Apache Airflow is an open-source platform for orchestrating complex workflows and data pipelines. Written in Python, it allows developers to programmatically author, schedule, and monitor workflows. Airflow's flexibility comes from its use of Python code to define tasks and their dependencies, which can be extended with custom Python operators, hooks, and plugins to integrate with various data sources and services. We can help you extend Airflow functionality
PyTorch, a leading machine learning library, is known for its dynamic computation graph and ease of use in Python. Developed by Facebook's AI Research lab, PyTorch is widely used for deep learning applications. Python's compatibility with PyTorch enables developers to create custom neural network layers, perform tensor computations, and leverage GPU acceleration, making it a favorite among data scientists and researchers.
Apache Spark is a unified analytics engine for large-scale data processing. Although originally written in Scala, PySpark, the Python API for Spark, allows users to write Spark applications using Python. This integration provides the benefits of Spark's powerful distributed data processing capabilities while leveraging Python's extensive data science libraries, such as Pandas and NumPy, for enhanced data manipulation and analysis.
We can help you process gargantuan data sets with Apache Spark
OpenCV (Open Source Computer Vision Library) is an open-source computer vision and machine learning software library. Although the core library is written in C++, it has a comprehensive Python API that allows for easy integration and extension. Python's use with OpenCV facilitates rapid prototyping and development of computer vision applications, from image and video processing to complex object detection and recognition systems.
Netzary can help you develop applications with OpenCV at core for various applications across use cases such as Surveillance, Monitoring, Discovery among others.
SaltStack is an open-source automation and configuration management tool. Written in Python, it uses a high-speed communication bus to provide real-time automation and remote execution capabilities. SaltStack's modular design allows developers to extend its functionality with custom Python modules, enabling sophisticated automation workflows and seamless integration with other systems and services.
Deep inside our product InfraOPs, we use Salt for automation.
Ansible is another open-source tool for IT automation, configuration management, and deployment. It uses Python extensively for its core engine and modules. Ansible's playbooks, written in YAML, allow for defining automation tasks, while Python is used to develop custom modules and plugins, providing flexibility and extensibility in automating complex IT operations across diverse environments.

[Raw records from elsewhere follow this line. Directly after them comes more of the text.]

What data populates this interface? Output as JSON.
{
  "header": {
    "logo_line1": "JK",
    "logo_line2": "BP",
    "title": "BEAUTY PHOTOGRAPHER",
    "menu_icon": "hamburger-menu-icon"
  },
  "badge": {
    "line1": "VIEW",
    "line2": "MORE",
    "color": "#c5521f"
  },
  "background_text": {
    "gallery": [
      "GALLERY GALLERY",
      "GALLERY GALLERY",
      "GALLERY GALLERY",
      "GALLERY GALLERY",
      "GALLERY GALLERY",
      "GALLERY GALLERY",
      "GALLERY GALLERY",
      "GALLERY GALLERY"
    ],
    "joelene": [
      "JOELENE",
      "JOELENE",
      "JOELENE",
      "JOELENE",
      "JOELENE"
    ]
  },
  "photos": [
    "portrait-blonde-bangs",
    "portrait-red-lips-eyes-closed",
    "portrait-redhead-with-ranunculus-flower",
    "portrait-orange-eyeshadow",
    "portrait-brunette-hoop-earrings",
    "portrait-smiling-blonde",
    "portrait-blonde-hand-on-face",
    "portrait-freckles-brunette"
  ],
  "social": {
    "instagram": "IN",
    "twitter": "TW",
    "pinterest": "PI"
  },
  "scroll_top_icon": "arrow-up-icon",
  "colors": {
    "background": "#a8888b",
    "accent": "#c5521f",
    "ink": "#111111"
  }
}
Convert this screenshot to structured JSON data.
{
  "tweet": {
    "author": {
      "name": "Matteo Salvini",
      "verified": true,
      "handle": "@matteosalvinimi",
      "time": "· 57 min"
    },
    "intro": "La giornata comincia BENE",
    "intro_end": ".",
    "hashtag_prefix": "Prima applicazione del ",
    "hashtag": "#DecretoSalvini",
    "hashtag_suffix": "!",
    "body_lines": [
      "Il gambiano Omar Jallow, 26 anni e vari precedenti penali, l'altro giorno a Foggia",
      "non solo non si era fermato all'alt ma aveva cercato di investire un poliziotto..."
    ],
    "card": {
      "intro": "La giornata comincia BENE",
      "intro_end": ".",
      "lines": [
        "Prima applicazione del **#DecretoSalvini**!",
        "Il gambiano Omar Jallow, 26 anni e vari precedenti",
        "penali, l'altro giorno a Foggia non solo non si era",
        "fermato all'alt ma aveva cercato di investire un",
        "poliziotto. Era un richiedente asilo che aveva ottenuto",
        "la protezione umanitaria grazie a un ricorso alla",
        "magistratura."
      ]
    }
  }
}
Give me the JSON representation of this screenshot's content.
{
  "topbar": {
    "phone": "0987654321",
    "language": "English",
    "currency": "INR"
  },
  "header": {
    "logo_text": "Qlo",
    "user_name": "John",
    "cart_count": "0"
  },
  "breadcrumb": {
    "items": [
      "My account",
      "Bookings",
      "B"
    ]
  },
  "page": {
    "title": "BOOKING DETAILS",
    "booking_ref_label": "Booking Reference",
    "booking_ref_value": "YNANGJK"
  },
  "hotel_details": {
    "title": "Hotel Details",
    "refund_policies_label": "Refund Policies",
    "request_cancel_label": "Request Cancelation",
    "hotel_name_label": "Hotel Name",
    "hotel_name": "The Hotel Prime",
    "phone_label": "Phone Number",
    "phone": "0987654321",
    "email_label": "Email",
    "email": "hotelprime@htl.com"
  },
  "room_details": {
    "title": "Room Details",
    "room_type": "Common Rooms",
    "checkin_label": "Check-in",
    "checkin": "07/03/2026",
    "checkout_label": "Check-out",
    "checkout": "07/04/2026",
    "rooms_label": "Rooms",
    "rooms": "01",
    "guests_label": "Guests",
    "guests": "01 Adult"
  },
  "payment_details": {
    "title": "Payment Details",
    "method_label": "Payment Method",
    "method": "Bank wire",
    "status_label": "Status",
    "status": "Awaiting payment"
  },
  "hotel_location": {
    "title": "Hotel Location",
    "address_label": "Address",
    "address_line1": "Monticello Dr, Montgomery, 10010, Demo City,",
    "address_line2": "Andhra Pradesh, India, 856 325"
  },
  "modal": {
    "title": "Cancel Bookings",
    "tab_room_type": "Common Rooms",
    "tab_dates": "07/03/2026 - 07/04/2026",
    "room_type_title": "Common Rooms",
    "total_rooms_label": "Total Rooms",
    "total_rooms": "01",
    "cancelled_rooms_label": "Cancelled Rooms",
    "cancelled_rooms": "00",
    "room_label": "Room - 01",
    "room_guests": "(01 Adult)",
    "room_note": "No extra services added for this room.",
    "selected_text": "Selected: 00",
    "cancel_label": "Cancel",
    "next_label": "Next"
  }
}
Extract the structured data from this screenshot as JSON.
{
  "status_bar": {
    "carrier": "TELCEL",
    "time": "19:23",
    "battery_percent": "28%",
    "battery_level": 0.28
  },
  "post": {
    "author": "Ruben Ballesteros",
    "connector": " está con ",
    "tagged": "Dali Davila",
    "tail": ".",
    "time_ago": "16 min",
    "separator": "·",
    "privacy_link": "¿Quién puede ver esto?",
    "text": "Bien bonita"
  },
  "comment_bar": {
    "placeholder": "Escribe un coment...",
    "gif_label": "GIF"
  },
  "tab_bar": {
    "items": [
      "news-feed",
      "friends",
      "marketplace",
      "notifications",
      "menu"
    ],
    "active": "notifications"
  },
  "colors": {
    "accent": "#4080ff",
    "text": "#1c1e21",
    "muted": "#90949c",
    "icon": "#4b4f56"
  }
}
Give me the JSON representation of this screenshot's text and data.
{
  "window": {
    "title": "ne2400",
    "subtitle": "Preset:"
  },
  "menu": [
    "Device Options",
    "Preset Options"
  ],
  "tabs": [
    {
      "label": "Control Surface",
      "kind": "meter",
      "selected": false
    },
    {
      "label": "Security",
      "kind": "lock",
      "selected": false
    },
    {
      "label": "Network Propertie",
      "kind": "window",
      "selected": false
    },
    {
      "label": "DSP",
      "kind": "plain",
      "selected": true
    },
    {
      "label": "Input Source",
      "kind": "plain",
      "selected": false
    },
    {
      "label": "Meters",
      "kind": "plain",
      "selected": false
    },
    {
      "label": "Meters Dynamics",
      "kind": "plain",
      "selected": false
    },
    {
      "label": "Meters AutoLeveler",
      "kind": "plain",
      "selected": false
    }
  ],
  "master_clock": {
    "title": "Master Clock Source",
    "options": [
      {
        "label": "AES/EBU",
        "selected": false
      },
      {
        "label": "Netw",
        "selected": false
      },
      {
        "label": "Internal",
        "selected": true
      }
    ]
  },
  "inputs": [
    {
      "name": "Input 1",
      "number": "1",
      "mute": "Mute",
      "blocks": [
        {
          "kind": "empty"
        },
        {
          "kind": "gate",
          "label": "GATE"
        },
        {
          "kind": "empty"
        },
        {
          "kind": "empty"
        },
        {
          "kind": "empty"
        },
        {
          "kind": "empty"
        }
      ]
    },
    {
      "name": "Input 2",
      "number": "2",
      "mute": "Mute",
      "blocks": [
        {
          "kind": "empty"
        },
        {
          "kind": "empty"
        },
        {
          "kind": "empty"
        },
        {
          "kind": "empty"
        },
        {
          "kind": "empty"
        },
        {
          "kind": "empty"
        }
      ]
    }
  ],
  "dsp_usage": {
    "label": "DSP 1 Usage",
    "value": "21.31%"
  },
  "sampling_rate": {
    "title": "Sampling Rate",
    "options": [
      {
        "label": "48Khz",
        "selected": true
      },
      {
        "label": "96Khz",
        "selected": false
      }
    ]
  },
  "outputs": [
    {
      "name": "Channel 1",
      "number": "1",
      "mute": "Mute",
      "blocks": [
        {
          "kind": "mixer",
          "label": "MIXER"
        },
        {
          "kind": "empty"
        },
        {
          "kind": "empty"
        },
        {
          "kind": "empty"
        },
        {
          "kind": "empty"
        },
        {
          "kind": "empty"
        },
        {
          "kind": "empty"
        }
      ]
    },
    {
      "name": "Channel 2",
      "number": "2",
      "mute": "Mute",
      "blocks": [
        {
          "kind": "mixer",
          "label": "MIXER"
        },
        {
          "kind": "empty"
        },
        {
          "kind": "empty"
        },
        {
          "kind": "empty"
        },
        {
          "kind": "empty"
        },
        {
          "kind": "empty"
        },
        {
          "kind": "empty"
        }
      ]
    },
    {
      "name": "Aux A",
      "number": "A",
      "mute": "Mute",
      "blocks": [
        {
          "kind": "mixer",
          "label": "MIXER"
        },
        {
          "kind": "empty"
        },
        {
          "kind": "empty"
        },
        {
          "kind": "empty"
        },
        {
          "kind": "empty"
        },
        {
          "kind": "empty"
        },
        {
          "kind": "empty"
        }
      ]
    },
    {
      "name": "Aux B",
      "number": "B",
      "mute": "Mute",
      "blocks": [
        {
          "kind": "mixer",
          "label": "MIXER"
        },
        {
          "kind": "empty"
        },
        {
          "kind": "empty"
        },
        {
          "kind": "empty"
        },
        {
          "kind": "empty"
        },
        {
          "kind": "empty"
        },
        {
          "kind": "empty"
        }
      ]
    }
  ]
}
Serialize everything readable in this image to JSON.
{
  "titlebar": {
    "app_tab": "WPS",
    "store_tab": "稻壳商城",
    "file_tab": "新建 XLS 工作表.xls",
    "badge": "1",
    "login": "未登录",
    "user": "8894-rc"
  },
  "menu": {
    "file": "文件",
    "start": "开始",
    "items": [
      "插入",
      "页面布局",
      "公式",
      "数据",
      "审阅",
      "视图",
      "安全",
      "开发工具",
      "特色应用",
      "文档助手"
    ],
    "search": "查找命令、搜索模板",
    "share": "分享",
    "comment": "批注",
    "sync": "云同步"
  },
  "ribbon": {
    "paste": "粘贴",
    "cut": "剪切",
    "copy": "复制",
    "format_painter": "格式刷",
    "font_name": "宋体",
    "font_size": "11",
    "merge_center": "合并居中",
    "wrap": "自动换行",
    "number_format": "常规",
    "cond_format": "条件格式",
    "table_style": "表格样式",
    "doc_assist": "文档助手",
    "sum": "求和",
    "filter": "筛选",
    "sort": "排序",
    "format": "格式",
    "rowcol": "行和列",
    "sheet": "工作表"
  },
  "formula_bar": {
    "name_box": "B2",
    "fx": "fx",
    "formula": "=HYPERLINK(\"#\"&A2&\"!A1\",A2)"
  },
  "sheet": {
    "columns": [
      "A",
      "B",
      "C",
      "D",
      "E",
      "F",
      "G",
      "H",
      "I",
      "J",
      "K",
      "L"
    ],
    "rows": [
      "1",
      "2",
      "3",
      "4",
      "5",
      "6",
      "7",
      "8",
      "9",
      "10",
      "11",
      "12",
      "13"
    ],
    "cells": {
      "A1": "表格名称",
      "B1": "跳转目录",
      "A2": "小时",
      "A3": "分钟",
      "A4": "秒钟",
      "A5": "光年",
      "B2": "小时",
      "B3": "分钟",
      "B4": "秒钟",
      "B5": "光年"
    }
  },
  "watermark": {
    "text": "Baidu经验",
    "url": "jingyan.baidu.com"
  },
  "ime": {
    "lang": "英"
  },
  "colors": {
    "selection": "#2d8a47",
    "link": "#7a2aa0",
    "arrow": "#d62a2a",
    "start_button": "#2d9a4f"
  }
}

We have customers using over 1000 Ansible templates for automation.
Prometheus is an open-source monitoring and alerting toolkit designed for reliability and scalability. While Prometheus itself is written in Go, it has Python clients and libraries that facilitate integration with Python applications. These clients allow developers to instrument their code, expose metrics, and query data from Prometheus, enabling comprehensive monitoring and analysis of Python-based systems.
We do write plugins for Prometheus for tasks which are fairly complex.
Wazuh is an open-source security monitoring platform that integrates with the ELK Stack (Elasticsearch, Logstash, Kibana) for threat detection, integrity monitoring, and incident response. Wazuh's agents, written in Python, perform security monitoring on endpoints and send data to a central server. Python's flexibility allows for extending Wazuh's capabilities with custom scripts and integrations, enhancing its effectiveness in various security scenarios.